@scottalanmiller said:
@PSX_Defector said:
@scottalanmiller said:
If you are lone IT or a CEO...... Are you really saying that they aren't that important?
Yes. Ultimately, yes.
CEOs do no work. A CEO could go missing or die and an organization will still function. See August Bush IV, who was too busy letting chicks die in his bed than to run the organization, yet attracted and safely had a merger with InBev.
A lone IT guy will either stay a lone IT guy burned out by the entire situation or does as I did make the entire environment hum to remove the need for the person. It's infinitely unhealthy to be in the former, and infinitely boring in the latter.

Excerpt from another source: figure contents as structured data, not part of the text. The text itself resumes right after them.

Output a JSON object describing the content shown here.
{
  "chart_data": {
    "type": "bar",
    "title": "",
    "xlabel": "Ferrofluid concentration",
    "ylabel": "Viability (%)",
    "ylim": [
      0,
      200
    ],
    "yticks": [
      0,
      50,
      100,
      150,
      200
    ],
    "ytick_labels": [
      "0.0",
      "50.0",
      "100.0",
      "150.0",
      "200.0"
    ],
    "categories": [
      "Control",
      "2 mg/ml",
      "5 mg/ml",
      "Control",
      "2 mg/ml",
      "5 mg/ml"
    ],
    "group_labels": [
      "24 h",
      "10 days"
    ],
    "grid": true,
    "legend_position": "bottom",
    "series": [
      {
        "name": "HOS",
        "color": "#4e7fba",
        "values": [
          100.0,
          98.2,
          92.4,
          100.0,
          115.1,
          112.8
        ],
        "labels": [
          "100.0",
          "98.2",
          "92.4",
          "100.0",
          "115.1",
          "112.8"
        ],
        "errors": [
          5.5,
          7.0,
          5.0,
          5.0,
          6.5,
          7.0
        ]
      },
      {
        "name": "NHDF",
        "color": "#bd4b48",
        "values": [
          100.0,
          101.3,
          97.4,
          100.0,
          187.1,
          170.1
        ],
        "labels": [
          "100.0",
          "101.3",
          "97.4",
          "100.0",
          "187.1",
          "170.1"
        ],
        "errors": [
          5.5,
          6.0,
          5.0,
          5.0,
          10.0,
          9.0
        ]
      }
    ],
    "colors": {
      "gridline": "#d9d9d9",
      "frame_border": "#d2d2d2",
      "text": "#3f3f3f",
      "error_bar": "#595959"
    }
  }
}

A paraphrase of the safety credo from AT&T would fit best. No service is so critical and no service so important that we cannot take the time and find a backup for your position.
You need to work in the SMB for a while. Only working for large shops gives a skewed view of the world. You have very different priorities from a lot of people. Nothing wrong with that. But you give up a ton over ideas like this.
I get more vacation time, more flexible hours and higher pay because I'm willing to be more flexible. Say it my way, it sounds like you are the one addicted to work.
Even in the SMB, there's someone to cover for vacation. There's no change during that period, just maintaining the status quo. One doesn't expect a full duplication of manpower, but for every job, there should be someone who can cover by poking the other person's stuff with a stick. If I'm on vacation, I don't expect anyone to do any ground-up system designs without me, but I'm sure that someone would be able to reset a stuck VM or fail over to a backup host in my absence. I've seen CEOs take vacation and delegate key authority to others for the duration. In the lone IT guy situation, if they have an on-call MSP or even cross-train another employee for the basics. When I was a lone IT guy, I had one of the customer service reps cross-trained to be able to reset passwords, etc. I'd have a spare computer ready to go, so that if one died while I was away, they could swap it out and carry on.
In larger businesses, there are processes and controls in place to deal with this. Smaller publicly traded firms are held to SOX, which implements many of these controls. In the manufacturing world, enterprise customers often want these controls in place prior to doing business.